É possível que este nome pareça a muitos um mero detalhe nesta história longínqua. E, de facto, sê-lo-ia, não fosse dar-se o caso de se tratar de quem, poucos anos depois, viria a ser de todos conhecido como Papa Paulo VI. O mesmo que poucos anos depois (logo em 1964) foi protagonista do mais emblemático gesto de aproximação entre católicos e ortodoxos dos tempos modernos: o caloroso encontro em Jerusalém entre o Papa e Atenágoras I, Patriarca de Constantinopla e, como tal, representante primeiro da Igreja Ortodoxa. Viveu como Papa o encontro que antes tivera a missão de rejeitar!

Foi num recente colóquio que tive oportunidade de ouvir um actual bispo ortodoxo evocar estes dois episódios. Neles via simbolizado o muito que foi possível fazer em poucos anos em prol da reconciliação e da unidade entre cristãos. É como se na própria biografia de Paulo VI se visse espelhado o devir deste processo: da protocolar e respeitosa distância ao afectuoso abraço de irmãos, simbolicamente reencontrados em Jerusalém.

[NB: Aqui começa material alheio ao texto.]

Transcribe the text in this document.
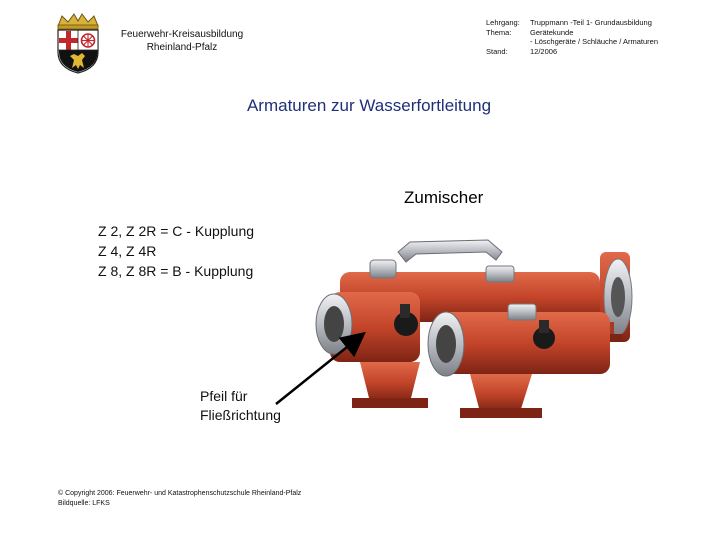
Feuerwehr-Kreisausbildung
Rheinland-Pfalz
Lehrgang:	Truppmann -Teil 1- Grundausbildung
Thema:	Gerätekunde
- Löschgeräte / Schläuche / Armaturen
Stand:	12/2006
Armaturen zur Wasserfortleitung
Zumischer
Z 2, Z 2R = C - Kupplung
Z 4, Z 4R
Z 8, Z 8R = B - Kupplung
Pfeil für
Fließrichtung
© Copyright 2006: Feuerwehr- und Katastrophenschutzschule Rheinland-Pfalz
Bildquelle: LFKS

Nesse colóquio comemoravam-se os 50 anos da criação do Secretariado com a responsabilidade de, na Igreja Católica, promover o diálogo e a unidade entre todos os cristãos. Foi ocasião não só para lançar um olhar retrospectivo e grato por quanto foi já possível fazer neste campo, mas também oportunidade para avaliar o momento presente do movimento ecuménico. Os diferentes diagnósticos, apesar de efectuados a partir de Igrejas diferentes, concordavam em dois pontos: (1) na irreversibilidade dos passos já dados; mas também (2) na percepção de que as diferentes comunidades cristãs se mostram cada vez menos sensíveis à anomalia que é os discípulos de Jesus viverem separados. Não há como ignorar que, neste meio século, o mundo mudou muito e rapidamente, trazendo desafios novos a todos os cristãos. Seria ingenuidade achar que tais transformações não se repercutiriam sobre a questão ecuménica. Hoje a crescente necessidade de dar respostas a questões internas parece impelir as diferentes Igrejas cristãs a secundarizar esse que, como todos reconhecem, é um mandato maior do próprio Senhor Jesus: «Que todos sejam um!» (cf. Jo 17, 21-22).

Gostaria de evitar aquele tipo de leitura simplista que, com frequência, mais agrava os problemas que propriamente os resolve. Mas pergunto-me: ainda sentimos o desconforto de, como cristãos, não vivermos em plena comunhão com outros que o são também? E ainda: será que os desafios que internamente as diferentes confissões cristãs enfrentam têm na abertura ecuménica uma contrariedade ou antes um contributo válido para autênticas soluções?